Müslümanlar, Hristiyanlar, Hindular, Aleviler ve Budistler kendi ibadet alanlarına sahipken; Yahudiler, Bahailer ve Sihler de programlara aktif olarak katılıyor. Merkezin yeni yöneticisi ise uzun yıllar İsviçre diplomatı olarak görev yapan Laila Sheikh oldu.
Her yıl yaklaşık 100 bin kişinin ziyaret ettiği Dinler Evi, yalnızca ibadetlerin değil, aynı zamanda halka açık etkinliklerin ve diyalog ortamlarının da merkezi konumunda. Cuma günleri yaklaşık 300 kişi camide Cuma namazına katılırken, Hindu tapınağında yılda 220’den fazla bayram kutlanıyor. Ağustos ayında düzenlenen büyük Wagenfest etkinliğinde ise binlerce kişi bir araya geliyor. Her hafta sonu düzenlenen Budist etkinlikler de ziyaretçilerin ilgisini çekiyor.

Diyalog ve Açıklık: Paralel Toplum Korkusuna Karşı Güçlü Bir Yanıt
Merkezin yeni direktörü Laila Sheikh, Dinler Evi’nin topluma açıklığını şöyle özetliyor:
"Herkes gelip izleyebilir, katılabilir, sorular sorabilir. Bana göre bu, paralel toplum korkusuna karşı en iyi yöntem."
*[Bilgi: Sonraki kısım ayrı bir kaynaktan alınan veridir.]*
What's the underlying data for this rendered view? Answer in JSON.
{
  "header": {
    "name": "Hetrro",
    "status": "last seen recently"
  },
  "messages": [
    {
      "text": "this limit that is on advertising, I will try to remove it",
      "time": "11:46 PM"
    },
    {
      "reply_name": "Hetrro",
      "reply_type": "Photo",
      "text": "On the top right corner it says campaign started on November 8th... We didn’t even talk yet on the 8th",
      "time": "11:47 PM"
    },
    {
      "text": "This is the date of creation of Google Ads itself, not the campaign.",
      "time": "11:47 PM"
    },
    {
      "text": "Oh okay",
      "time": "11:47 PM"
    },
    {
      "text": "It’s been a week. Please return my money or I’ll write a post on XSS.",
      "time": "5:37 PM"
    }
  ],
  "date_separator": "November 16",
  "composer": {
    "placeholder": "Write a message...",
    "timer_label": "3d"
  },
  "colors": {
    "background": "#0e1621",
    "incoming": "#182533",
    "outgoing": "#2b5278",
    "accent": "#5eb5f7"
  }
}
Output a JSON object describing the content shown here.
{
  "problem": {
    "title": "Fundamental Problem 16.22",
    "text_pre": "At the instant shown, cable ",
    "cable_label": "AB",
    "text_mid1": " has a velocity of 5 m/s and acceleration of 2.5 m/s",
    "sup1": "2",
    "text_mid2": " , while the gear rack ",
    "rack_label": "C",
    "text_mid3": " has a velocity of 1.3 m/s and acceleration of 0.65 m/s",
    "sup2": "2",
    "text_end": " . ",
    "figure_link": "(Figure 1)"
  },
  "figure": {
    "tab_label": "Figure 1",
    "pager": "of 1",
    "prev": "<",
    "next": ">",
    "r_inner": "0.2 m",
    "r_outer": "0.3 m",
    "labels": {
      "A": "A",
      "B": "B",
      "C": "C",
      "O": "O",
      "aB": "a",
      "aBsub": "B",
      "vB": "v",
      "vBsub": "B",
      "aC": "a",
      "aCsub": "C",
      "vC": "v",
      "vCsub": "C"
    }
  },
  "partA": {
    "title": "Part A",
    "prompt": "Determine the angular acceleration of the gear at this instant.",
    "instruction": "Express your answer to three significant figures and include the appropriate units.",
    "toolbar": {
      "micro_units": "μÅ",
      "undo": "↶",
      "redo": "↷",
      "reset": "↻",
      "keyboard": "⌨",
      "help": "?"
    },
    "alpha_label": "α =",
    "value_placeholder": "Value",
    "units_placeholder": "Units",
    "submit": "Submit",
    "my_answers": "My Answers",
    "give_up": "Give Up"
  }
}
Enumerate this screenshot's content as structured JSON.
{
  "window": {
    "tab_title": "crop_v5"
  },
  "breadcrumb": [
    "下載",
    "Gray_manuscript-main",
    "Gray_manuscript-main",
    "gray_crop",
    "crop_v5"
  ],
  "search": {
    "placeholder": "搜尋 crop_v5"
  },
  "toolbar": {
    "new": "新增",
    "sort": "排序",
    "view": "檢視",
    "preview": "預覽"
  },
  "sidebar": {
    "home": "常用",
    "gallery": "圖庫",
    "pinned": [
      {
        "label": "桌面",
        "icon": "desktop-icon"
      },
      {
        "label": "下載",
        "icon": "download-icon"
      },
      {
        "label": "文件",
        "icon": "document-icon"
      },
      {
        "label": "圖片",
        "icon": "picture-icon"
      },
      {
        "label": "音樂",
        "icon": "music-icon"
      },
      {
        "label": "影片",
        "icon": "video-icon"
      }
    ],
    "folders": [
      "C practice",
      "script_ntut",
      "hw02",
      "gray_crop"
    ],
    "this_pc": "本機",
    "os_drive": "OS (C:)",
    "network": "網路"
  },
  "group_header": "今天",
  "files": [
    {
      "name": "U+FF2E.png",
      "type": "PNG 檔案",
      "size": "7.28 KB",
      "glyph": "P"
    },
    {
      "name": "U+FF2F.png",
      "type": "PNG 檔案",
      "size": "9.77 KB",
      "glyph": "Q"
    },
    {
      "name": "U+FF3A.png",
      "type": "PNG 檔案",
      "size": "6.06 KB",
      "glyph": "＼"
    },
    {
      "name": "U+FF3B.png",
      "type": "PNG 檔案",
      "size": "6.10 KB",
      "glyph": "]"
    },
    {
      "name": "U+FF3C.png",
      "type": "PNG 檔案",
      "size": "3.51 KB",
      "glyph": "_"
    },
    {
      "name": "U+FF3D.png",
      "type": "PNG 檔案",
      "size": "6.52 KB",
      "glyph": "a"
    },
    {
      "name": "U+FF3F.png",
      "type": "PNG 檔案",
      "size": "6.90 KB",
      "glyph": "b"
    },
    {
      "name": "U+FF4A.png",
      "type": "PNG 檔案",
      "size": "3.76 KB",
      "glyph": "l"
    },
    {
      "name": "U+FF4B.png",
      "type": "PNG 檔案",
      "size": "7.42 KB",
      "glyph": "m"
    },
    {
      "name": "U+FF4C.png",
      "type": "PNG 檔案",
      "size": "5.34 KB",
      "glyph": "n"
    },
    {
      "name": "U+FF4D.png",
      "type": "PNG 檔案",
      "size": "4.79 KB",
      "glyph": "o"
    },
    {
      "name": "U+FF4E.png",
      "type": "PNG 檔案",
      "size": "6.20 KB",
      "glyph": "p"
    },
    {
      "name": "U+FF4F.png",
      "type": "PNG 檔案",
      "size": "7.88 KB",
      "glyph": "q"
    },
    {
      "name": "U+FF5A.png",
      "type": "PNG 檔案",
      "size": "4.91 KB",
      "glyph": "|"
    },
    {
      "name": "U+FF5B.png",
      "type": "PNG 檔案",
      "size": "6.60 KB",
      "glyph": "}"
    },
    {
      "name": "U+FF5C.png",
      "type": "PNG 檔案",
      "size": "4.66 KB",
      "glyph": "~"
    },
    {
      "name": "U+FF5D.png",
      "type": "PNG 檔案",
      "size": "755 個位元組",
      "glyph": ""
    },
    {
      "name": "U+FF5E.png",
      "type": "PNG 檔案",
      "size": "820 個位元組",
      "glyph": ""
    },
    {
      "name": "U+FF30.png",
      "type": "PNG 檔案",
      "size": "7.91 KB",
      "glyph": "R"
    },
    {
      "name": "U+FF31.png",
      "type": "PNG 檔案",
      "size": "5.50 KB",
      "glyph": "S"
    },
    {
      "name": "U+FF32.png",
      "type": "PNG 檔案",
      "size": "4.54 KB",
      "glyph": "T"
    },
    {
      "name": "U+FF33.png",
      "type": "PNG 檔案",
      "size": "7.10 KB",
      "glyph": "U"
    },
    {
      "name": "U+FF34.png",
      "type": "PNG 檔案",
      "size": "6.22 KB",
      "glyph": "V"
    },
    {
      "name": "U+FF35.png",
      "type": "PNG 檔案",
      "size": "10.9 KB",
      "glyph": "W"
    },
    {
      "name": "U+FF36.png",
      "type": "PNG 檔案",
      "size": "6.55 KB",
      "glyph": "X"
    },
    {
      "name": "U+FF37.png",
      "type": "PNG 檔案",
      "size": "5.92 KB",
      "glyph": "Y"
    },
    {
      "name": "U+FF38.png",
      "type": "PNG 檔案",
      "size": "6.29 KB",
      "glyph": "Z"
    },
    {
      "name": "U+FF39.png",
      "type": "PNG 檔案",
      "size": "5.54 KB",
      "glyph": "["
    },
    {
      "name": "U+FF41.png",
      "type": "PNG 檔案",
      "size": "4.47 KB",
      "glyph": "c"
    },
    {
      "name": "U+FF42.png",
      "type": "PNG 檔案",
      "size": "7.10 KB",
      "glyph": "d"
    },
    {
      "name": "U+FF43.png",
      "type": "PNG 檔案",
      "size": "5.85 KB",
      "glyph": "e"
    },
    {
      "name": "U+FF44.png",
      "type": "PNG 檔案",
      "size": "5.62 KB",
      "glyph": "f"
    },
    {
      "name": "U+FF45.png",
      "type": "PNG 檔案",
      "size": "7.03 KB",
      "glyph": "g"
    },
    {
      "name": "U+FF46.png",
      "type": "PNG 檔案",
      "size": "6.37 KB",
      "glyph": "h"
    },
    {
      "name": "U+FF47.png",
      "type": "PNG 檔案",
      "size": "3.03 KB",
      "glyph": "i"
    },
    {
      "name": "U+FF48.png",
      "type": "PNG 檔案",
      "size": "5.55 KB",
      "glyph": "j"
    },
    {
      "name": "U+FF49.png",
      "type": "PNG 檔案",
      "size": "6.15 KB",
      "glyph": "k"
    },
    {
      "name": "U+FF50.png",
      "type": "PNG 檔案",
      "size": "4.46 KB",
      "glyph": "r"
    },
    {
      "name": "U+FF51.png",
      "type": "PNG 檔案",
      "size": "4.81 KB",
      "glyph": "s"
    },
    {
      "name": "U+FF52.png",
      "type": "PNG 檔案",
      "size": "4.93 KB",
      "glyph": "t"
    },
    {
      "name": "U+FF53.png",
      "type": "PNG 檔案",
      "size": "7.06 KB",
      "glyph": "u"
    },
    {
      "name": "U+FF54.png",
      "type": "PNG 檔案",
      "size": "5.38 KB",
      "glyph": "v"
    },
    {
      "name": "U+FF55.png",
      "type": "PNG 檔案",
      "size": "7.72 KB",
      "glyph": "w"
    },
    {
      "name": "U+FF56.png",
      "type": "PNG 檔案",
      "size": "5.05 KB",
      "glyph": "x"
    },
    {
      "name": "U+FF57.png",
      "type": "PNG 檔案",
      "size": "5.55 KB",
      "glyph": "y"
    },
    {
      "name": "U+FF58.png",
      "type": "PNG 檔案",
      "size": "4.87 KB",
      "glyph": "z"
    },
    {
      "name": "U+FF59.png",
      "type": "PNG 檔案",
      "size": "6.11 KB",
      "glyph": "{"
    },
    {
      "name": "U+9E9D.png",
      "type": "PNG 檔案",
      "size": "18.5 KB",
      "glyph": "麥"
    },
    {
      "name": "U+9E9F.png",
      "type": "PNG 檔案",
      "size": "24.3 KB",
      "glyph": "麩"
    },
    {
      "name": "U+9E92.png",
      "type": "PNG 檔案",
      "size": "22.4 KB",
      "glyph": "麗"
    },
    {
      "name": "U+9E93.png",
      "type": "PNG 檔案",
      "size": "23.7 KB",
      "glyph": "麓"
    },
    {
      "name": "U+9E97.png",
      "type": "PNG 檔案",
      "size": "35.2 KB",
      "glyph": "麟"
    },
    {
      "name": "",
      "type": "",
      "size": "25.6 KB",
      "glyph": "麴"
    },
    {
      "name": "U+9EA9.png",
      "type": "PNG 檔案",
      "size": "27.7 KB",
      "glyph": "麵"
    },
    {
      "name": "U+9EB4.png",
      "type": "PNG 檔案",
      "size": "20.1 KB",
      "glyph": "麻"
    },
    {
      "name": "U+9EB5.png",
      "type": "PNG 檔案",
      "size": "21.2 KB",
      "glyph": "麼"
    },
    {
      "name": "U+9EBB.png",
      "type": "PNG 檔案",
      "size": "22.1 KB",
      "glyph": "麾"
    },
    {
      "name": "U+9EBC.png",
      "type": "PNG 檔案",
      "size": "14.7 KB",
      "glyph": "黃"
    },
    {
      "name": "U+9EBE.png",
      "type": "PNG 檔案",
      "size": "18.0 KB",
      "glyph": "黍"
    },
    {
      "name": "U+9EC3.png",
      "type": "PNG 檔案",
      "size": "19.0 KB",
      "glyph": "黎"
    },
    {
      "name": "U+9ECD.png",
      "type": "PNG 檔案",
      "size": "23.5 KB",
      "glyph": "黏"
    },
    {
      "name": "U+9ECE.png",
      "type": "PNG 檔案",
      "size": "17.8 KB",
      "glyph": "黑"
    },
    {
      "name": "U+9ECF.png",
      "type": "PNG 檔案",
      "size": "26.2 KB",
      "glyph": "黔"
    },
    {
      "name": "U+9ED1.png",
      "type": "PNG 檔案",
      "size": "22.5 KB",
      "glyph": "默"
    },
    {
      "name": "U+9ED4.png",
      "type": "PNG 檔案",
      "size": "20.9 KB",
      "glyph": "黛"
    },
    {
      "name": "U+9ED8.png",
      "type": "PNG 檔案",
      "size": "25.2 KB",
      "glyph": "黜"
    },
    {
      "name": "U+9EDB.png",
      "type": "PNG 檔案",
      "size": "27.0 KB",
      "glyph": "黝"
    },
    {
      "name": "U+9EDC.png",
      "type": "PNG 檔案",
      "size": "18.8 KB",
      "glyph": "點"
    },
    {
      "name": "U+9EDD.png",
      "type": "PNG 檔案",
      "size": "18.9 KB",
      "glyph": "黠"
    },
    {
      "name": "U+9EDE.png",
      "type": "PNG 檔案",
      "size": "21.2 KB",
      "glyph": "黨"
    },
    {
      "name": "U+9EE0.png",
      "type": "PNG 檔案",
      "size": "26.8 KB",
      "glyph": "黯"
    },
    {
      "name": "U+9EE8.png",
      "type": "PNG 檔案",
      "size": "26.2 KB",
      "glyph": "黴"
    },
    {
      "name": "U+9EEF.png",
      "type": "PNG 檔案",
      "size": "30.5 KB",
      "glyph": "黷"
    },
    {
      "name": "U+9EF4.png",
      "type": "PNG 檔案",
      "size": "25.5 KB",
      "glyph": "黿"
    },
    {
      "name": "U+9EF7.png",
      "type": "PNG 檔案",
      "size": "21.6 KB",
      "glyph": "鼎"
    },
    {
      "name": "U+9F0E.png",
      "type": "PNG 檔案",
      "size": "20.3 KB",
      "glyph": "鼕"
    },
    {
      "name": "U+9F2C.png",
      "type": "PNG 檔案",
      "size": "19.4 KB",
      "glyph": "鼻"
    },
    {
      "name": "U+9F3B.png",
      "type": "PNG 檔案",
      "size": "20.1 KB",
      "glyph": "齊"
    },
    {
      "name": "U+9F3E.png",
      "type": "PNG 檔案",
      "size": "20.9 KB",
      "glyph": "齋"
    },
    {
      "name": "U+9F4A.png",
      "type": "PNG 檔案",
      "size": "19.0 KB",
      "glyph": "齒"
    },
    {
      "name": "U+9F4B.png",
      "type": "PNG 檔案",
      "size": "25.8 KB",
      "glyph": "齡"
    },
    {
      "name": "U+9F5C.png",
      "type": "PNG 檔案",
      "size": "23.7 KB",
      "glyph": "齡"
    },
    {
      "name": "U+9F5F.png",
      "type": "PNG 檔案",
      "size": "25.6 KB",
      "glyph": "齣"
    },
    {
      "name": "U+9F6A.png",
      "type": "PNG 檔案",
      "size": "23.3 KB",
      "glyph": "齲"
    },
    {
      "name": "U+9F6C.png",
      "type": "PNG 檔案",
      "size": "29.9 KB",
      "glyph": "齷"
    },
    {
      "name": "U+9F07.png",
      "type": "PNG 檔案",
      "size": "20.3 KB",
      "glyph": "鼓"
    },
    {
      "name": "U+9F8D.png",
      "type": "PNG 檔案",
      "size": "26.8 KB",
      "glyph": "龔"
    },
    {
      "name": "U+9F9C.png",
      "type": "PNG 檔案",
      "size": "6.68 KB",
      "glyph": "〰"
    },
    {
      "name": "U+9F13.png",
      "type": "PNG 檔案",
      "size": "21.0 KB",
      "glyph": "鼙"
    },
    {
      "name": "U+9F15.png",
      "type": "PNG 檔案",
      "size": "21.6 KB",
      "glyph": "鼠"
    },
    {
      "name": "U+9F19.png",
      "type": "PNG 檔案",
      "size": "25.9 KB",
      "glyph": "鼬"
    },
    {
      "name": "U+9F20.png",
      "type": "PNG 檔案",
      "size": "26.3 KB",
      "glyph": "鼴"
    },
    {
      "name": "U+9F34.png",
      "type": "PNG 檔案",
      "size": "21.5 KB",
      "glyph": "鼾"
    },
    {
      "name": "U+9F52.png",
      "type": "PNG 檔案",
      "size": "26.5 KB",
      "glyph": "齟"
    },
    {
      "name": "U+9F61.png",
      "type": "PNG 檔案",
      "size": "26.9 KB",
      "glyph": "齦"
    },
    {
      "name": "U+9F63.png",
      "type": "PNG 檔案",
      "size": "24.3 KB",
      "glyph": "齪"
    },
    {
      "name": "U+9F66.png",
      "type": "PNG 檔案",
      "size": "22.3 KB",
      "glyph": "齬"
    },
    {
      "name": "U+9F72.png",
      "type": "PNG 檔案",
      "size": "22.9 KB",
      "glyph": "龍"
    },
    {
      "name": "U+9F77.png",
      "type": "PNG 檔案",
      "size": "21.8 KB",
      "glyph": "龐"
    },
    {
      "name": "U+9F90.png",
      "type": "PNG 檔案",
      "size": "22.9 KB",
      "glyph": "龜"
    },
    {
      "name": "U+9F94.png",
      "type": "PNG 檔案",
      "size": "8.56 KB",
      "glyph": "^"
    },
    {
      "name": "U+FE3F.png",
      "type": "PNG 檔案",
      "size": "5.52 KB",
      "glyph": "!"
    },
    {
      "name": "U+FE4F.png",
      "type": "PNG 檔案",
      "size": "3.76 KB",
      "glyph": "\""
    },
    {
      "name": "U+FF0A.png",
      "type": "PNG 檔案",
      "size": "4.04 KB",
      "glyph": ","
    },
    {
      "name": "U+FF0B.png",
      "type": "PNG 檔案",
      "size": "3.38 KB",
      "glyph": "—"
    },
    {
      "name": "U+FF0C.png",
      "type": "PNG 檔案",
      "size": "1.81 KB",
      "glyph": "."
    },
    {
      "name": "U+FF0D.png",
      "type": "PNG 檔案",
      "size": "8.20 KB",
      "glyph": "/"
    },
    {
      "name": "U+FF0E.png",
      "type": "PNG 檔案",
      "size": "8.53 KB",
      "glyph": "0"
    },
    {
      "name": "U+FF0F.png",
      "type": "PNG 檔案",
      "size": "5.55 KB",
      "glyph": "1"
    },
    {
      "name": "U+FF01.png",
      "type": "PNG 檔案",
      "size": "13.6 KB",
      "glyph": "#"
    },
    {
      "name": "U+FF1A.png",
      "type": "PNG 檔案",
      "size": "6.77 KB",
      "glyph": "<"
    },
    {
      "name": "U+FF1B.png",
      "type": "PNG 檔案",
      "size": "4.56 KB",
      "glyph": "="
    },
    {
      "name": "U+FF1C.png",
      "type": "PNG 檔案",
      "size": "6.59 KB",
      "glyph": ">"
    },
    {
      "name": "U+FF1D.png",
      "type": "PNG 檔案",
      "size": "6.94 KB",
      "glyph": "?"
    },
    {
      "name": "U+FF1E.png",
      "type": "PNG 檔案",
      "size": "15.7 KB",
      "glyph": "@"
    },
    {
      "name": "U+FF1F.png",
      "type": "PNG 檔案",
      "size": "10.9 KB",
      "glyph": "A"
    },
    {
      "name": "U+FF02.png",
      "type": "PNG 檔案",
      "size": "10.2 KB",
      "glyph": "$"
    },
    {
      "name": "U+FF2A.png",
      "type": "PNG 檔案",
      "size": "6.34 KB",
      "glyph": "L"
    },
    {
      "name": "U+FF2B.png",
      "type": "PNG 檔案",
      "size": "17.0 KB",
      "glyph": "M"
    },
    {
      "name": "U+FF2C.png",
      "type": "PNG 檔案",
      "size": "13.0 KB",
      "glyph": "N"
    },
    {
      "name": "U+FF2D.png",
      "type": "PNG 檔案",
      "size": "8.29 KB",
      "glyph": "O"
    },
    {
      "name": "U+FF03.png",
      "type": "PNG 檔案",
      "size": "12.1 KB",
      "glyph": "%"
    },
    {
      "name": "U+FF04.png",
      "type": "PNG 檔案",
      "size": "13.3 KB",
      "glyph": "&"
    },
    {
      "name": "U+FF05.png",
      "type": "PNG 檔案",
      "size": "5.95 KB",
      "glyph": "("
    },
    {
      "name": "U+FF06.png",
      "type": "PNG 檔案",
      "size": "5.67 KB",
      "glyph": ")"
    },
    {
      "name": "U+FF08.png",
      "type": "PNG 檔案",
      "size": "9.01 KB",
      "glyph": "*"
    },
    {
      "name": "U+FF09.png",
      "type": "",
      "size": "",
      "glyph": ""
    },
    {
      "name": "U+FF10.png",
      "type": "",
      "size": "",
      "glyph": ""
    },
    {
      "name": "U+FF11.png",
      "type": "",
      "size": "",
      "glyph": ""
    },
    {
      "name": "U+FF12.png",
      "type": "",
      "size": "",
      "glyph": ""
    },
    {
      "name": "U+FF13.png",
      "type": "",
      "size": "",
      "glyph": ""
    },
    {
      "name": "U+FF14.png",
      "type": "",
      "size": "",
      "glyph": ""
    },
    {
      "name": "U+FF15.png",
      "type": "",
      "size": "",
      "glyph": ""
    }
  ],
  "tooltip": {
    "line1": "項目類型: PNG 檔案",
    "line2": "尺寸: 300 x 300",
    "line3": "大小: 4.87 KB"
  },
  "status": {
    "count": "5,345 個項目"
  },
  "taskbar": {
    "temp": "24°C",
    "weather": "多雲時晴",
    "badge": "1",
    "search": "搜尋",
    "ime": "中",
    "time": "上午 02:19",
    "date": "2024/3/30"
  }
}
Merkez, toplumsal diyalogun geliştirilmesi amacıyla polis teşkilatlarıyla da iş birliği yapıyor. Doğu İsviçre Polis Okulu ile gerçekleştirilen proje kapsamında, 400 polis adayı farklı inanç topluluklarının temsilcileriyle atölye çalışmalarına katıldı. Burada özellikle "ırk temelli profil oluşturma" ve "ev aramalarında kültürel hassasiyet" gibi konular ele alındı. Proje büyük ilgi gördü; şu anda diğer polis okulları da bu modeli incelemeye başladı.
Kişisel Deneyimlerden Köprü Kuruculuğa
Pakistan kökenli bir baba ve İsviçreli Katolik bir annenin kızı olan Laila Sheikh, farklı inançların iç içe geçtiği bir ortamda büyüdü. Çocukluk yıllarında dini çeşitliliğin doğal bir parçası olduğunu vurgulayan Sheikh, "Her zaman kendimi bir köprü kurucu ve sınır aşan biri olarak gördüm," diyor.
Ancak zaman zaman önyargılarla da karşılaştığını ekliyor: "Babamın eşimi seçeceği ya da başörtüsü takmak zorunda kalacağım gibi varsayımlar yapılıyordu. Ayrıca, genel olarak yabancılar hakkında olumsuz konuşulduğunda da bu beni derinden etkiliyordu."
Zor Konularla Yüzleşme Cesareti
Üç yıl önce zorla evlendirme iddiaları nedeniyle kamuoyunun gündemine gelen Dinler Evi, bu konuda da kararlı bir duruş sergiliyor. Laila Sheikh bu süreci şöyle anlatıyor:
"Bu kesinlikle kabul edilemez ve suç teşkil eden bir durumdur. Uzman kuruluşlarla iş birliği yapıyoruz, davranış kuralları belirledik. Yaşananlar hepimizi derinden sarstı. Artık bu konuda çok daha dikkatliyiz. Çoğu zaman aileler, çocuklarına kiminle evleneceklerini dayatabileceklerini düşünüyor. Burada da diyalog yoluyla ve yasalara bağlı kalarak çözüm arıyoruz."
Gazze Savaşının Gölgesinde Bile Diyalog Sürüyor
Günümüzde İsrail-Gazze savaşı gibi uluslararası çatışmalar, topluluklar arası ilişkileri zorlayabiliyor. Ancak Dinler Evi’nde hem Yahudi hem de Müslüman topluluklar, diyalog ve iş birliğine devam ediyor. Sheikh, "Bu topluluk uzun süredir burada birlikte çalışıyor. Karşılıklı güven ve saygıya dayanıyor. Aramızdaki ilişki, toplum genelindekine kıyasla çok daha dikkatli ve özenli. Ortak toplantılarımız ve günlük işlerimiz normal şekilde sürüyor," ifadelerini kullanıyor.
Bern’deki Dinler Evi, bugün farklı inançlara sahip toplulukların birlikte barış içinde yaşayabileceğini ve topluma açık diyalogun mümkün olduğunu gösteren önemli bir model olarak öne çıkıyor.